Why contract brew or enter alternating proprietorships (Alt Props) at all?
Determining how to size your brew house and fermenters to match demand poses a critical question. Matching your capacity to demand is especially challenging because demand is not only uncertain, it also changes over time. It is often wise to size your brew house to match where you expect demand to be a few years down the road. However when you do this, you’re paying for capacity today even though you won’t make money from it until years later.
Further breweries face another list of challenges and questions before they build out capacity. Issues like securing financing, taking on the risk of debt, waiting for your capacity to come online and uncertainty in the marketplace are just the beginning.
The ability to ‘rent’ capacity from another brewer with excess capacity is often the best way to get to the market more quickly at low risk. Sharing capacity is nothing new, not even for the brewing industry. It’s a low risk tool that can be a game changer for many breweries.
There are two main flavors of this: Contract Brewing and Alternating Proprietorships.
What is Contract Brewing?
Contract brewing occurs when a brewery in need of capacity (let’s call them the buyer) pays another brewery (let’s call them the contract brewer) to use the buyer’s recipes, logos and processes to brew the buyer’s beer in the contract brewer’s facilities.
Let’s say we have a brewery called Hey Hey Hey IPA’s, or HHH. Business is booming. They have outgrown their 15 barrel brew house and want to keep up with the demand. Instead of investing the hundreds of thousands of dollars on a new system, they decide to contract brew.
At the same time, Hip Hops, is only using 70% of their capacity. A couple years prior, they built a brand new system & while demand is growing, they are not using all of their capacity … yet. They figure that since they are paying the interest payments on the whole system, they might as well make money from it. They put up a listing on Capacity Tap (my apologies for the shameless plug) offering to brew 100 BBLs.
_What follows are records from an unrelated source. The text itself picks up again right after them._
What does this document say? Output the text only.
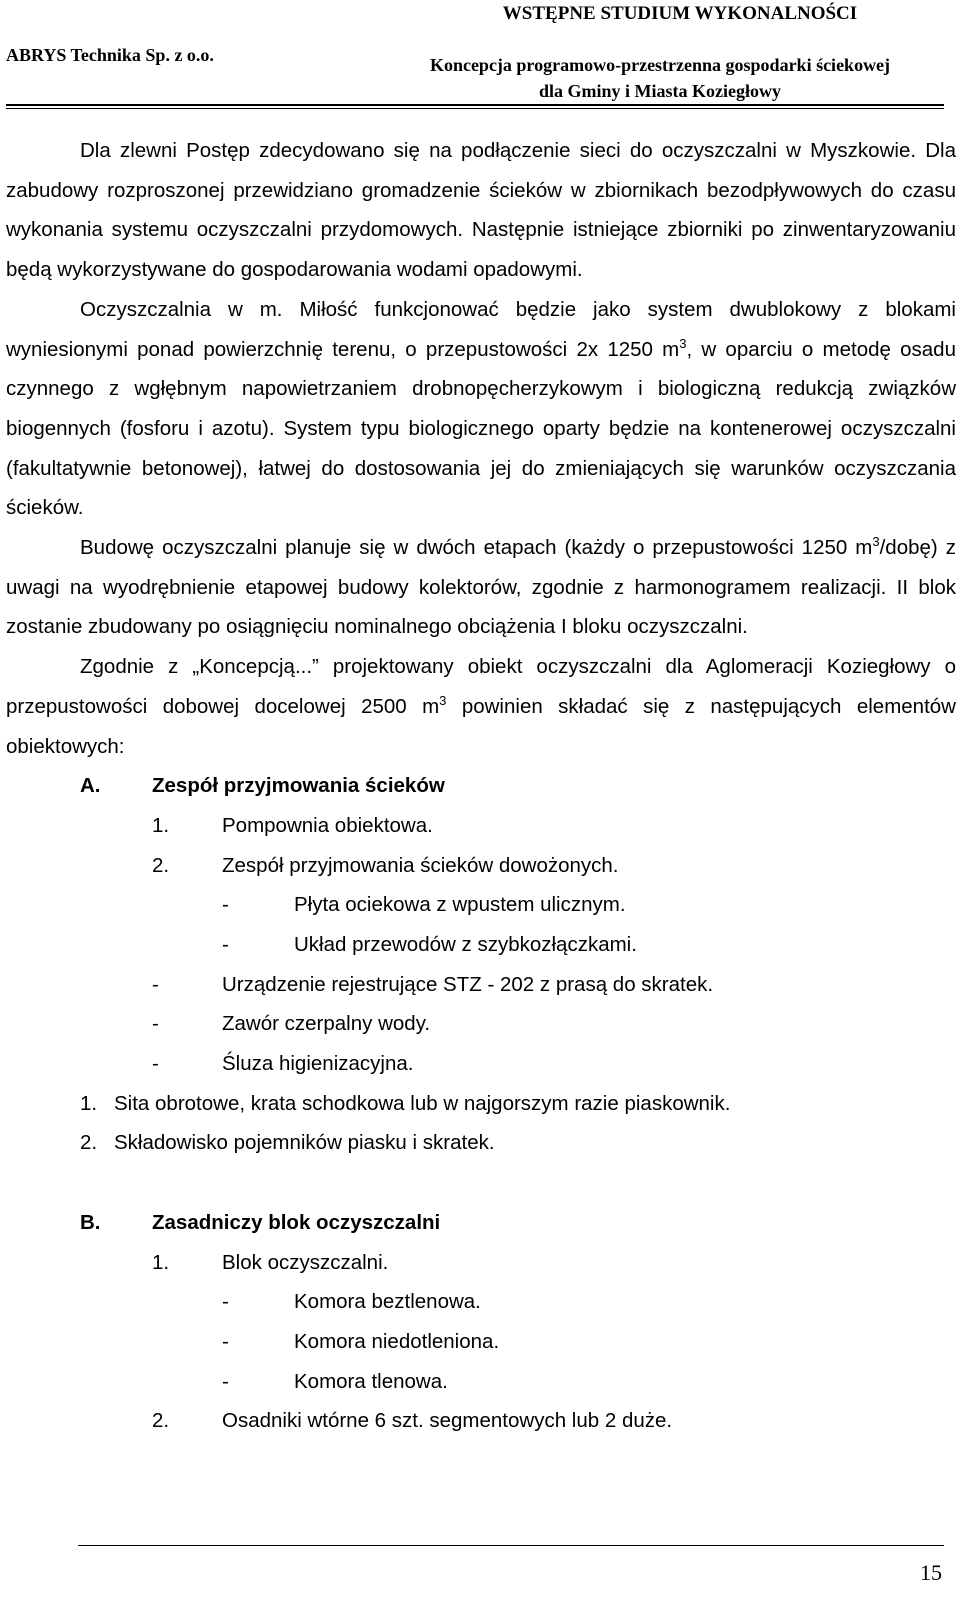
WSTĘPNE STUDIUM WYKONALNOŚCI
ABRYS Technika Sp. z o.o.	Koncepcja programowo-przestrzenna gospodarki ściekowej
dla Gminy i Miasta Koziegłowy

Dla zlewni Postęp zdecydowano się na podłączenie sieci do oczyszczalni w Myszkowie. Dla zabudowy rozproszonej przewidziano gromadzenie ścieków w zbiornikach bezodpływowych do czasu wykonania systemu oczyszczalni przydomowych. Następnie istniejące zbiorniki po zinwentaryzowaniu będą wykorzystywane do gospodarowania wodami opadowymi.

Oczyszczalnia w m. Miłość funkcjonować będzie jako system dwublokowy z blokami wyniesionymi ponad powierzchnię terenu, o przepustowości 2x 1250 $m^3$, w oparciu o metodę osadu czynnego z wgłębnym napowietrzaniem drobnopęcherzykowym i biologiczną redukcją związków biogennych (fosforu i azotu). System typu biologicznego oparty będzie na kontenerowej oczyszczalni (fakultatywnie betonowej), łatwej do dostosowania jej do zmieniających się warunków oczyszczania ścieków.

Budowę oczyszczalni planuje się w dwóch etapach (każdy o przepustowości 1250 $m^3/dobę$) z uwagi na wyodrębnienie etapowej budowy kolektorów, zgodnie z harmonogramem realizacji. II blok zostanie zbudowany po osiągnięciu nominalnego obciążenia I bloku oczyszczalni.

Zgodnie z „Koncepcją...” projektowany obiekt oczyszczalni dla Aglomeracji Koziegłowy o przepustowości dobowej docelowej 2500 $m^3$ powinien składać się z następujących elementów obiektowych:

A.	Zespół przyjmowania ścieków
1.	Pompownia obiektowa.
2.	Zespół przyjmowania ścieków dowożonych.
-	Płyta ociekowa z wpustem ulicznym.
-	Układ przewodów z szybkozłączkami.
-	Urządzenie rejestrujące STZ - 202 z prasą do skratek.
-	Zawór czerpalny wody.
-	Śluza higienizacyjna.
1. Sita obrotowe, krata schodkowa lub w najgorszym razie piaskownik.
2. Składowisko pojemników piasku i skratek.
B.	Zasadniczy blok oczyszczalni
1.	Blok oczyszczalni.
-	Komora beztlenowa.
-	Komora niedotleniona.
-	Komora tlenowa.
2.	Osadniki wtórne 6 szt. segmentowych lub 2 duże.
15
HHH sees this and makes an agreement with Hip Hops. HHH provides their recipe, logo, supplier information, packaging requirements and Hip Hops brews the beer for them. HHH includes stipulations about the quality of the beer including specific gravity, ph balance and that the taste must be dialed in. Hip Hops brews the beer, the distributor picks it up, HHH pays Hip Hops and the distributor pays HHH. Customers enjoy HHH beer and HHH does not have to go further into debt nor wait months for a new brewery.
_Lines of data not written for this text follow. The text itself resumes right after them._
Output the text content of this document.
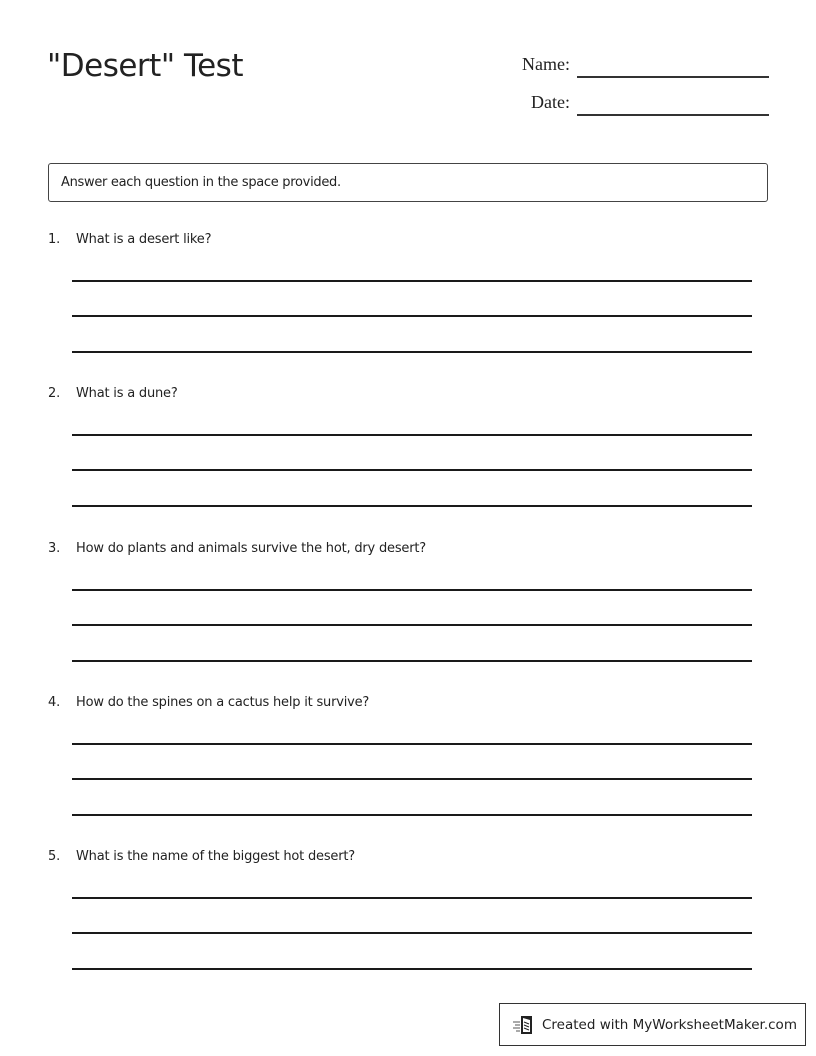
"Desert" Test	Name:
Date:
Answer each question in the space provided.
1.	What is a desert like?
2.	What is a dune?
3.	How do plants and animals survive the hot, dry desert?
4.	How do the spines on a cactus help it survive?
5.	What is the name of the biggest hot desert?
Created with MyWorksheetMaker.com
What are Alternating Proprietorships?
Alternating Proprietorships, also known as alt props, tenant brewing or partner brewing, occur when multiple brewers agree to share the same brewing facilities. They will ‘alternate’ their usage of the facilities as per an agreed upon cadence. For example, let’s say we have two breweries, Awesomo-5000 Ales & Griffin Growlers. Awesomo-5000 Ales is only using half of their 30-barrel system whereas Griffin Growlers have already outgrown their 10-barrel system. They decide to split the use of Awesomo-5000’s facilities. Some weeks, Awesomo-5000 will use the facilities & others, Griffin Growlers uses it. Instead of one Awesomo-5000 paying for the entire overhead on their own, they get help some Griffin Growlers. Furthermore, Griffin Growlers don’t need to take on hundreds of thousands of dollars in debt (and risk) to expand their capacity.
Major Legal Differences
These arrangements improve the bottom line for everyone. When deciding whether to pursue contract brewing or an alt prop, it is helpful to consider some basic legal considerations. Our good friends at the TTB have outlined some of the major differences:
Title
- In contract brewing, the contract brewer has title to the beer from raw ingredients throughout all stages of production. The title passes to the person who has contracted the brewery only after the beer has been produced, taxes have been paid and the beer is removed from the brewery.
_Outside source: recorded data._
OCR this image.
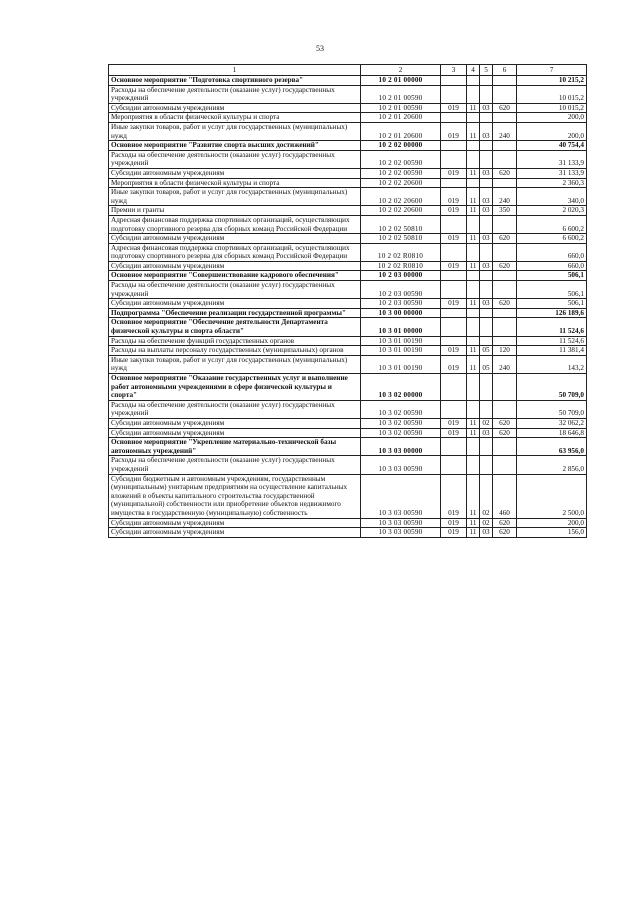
53
1	2	3	4	5	6	7
Основное мероприятие "Подготовка спортивного резерва"	10 2 01 00000					10 215,2
Расходы на обеспечение деятельности (оказание услуг) государственных учреждений	10 2 01 00590					10 015,2
Субсидии автономным учреждениям	10 2 01 00590	019	11	03	620	10 015,2
Мероприятия в области физической культуры и спорта	10 2 01 20600					200,0
Иные закупки товаров, работ и услуг для государственных (муниципальных) нужд	10 2 01 20600	019	11	03	240	200,0
Основное мероприятие "Развитие спорта высших достижений"	10 2 02 00000					40 754,4
Расходы на обеспечение деятельности (оказание услуг) государственных учреждений	10 2 02 00590					31 133,9
Субсидии автономным учреждениям	10 2 02 00590	019	11	03	620	31 133,9
Мероприятия в области физической культуры и спорта	10 2 02 20600					2 360,3
Иные закупки товаров, работ и услуг для государственных (муниципальных) нужд	10 2 02 20600	019	11	03	240	340,0
Премии и гранты	10 2 02 20600	019	11	03	350	2 020,3
Адресная финансовая поддержка спортивных организаций, осуществляющих подготовку спортивного резерва для сборных команд Российской Федерации	10 2 02 50810					6 600,2
Субсидии автономным учреждениям	10 2 02 50810	019	11	03	620	6 600,2
Адресная финансовая поддержка спортивных организаций, осуществляющих подготовку спортивного резерва для сборных команд Российской Федерации	10 2 02 R0810					660,0
Субсидии автономным учреждениям	10 2 02 R0810	019	11	03	620	660,0
Основное мероприятие "Совершенствование кадрового обеспечения"	10 2 03 00000					506,1
Расходы на обеспечение деятельности (оказание услуг) государственных учреждений	10 2 03 00590					506,1
Субсидии автономным учреждениям	10 2 03 00590	019	11	03	620	506,1
Подпрограмма "Обеспечение реализации государственной программы"	10 3 00 00000					126 189,6
Основное мероприятие "Обеспечение деятельности Департамента физической культуры и спорта области"	10 3 01 00000					11 524,6
Расходы на обеспечение функций государственных органов	10 3 01 00190					11 524,6
Расходы на выплаты персоналу государственных (муниципальных) органов	10 3 01 00190	019	11	05	120	11 381,4
Иные закупки товаров, работ и услуг для государственных (муниципальных) нужд	10 3 01 00190	019	11	05	240	143,2
Основное мероприятие "Оказание государственных услуг и выполнение работ автономными учреждениями в сфере физической культуры и спорта"	10 3 02 00000					50 709,0
Расходы на обеспечение деятельности (оказание услуг) государственных учреждений	10 3 02 00590					50 709,0
Субсидии автономным учреждениям	10 3 02 00590	019	11	02	620	32 062,2
Субсидии автономным учреждениям	10 3 02 00590	019	11	03	620	18 646,8
Основное мероприятие "Укрепление материально-технической базы автономных учреждений"	10 3 03 00000					63 956,0
Расходы на обеспечение деятельности (оказание услуг) государственных учреждений	10 3 03 00590					2 856,0
Субсидии бюджетным и автономным учреждениям, государственным (муниципальным) унитарным предприятиям на осуществление капитальных вложений в объекты капитального строительства государственной (муниципальной) собственности или приобретение объектов недвижимого имущества в государственную (муниципальную) собственность	10 3 03 00590	019	11	02	460	2 500,0
Субсидии автономным учреждениям	10 3 03 00590	019	11	02	620	200,0
Субсидии автономным учреждениям	10 3 03 00590	019	11	03	620	156,0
- In an alternating proprietorship, each brewer, host and tenant, hold title separately for the ingredients and beer that they individually produce.
Records & Reports
- In contract brewing, the contract brewer is responsible for all records and reports to be sent to the TTB. The purchaser does not need to hold records or reports in relation to brewing. However, they may need to maintain records as a retail or wholesale dealer if applicable.
- In alternating proprietorships, the host and tenant brewer each keep separate records of their respective beer production & removals.
Taxes
- In contract brewing, the contract brewer is responsible for paying taxes, whereas the brewery for whom the beer is brewed, is not responsible to pay taxes on the beer. However, they will obviously compensate the contract brewer for taxes and other expenses.
- In alternating proprietorships, the host and tenant brewer individually pay taxes based upon what each of them brews and sells.
Qualification and permits
- In contact brewing, only the contract brewer needs the proper brewing permits & qualifications under part 25. The entity contracting the beer (buyer), does not need a brewing permit. However they will need the applicable reselling permits.
- In alternating proprietorships, both the host and tenant brewer need to be qualified as brewers under part 25.
Conclusion
In conclusion, brewers have many options to manage their capacity. Even within contract brewing and alt props, there are different flavors just as there are many types of ales and lagers.
The consistent theme is that it allows a growing brewery to avoid the cost of building a new brew house and allows another brewery to monetize unused capacity.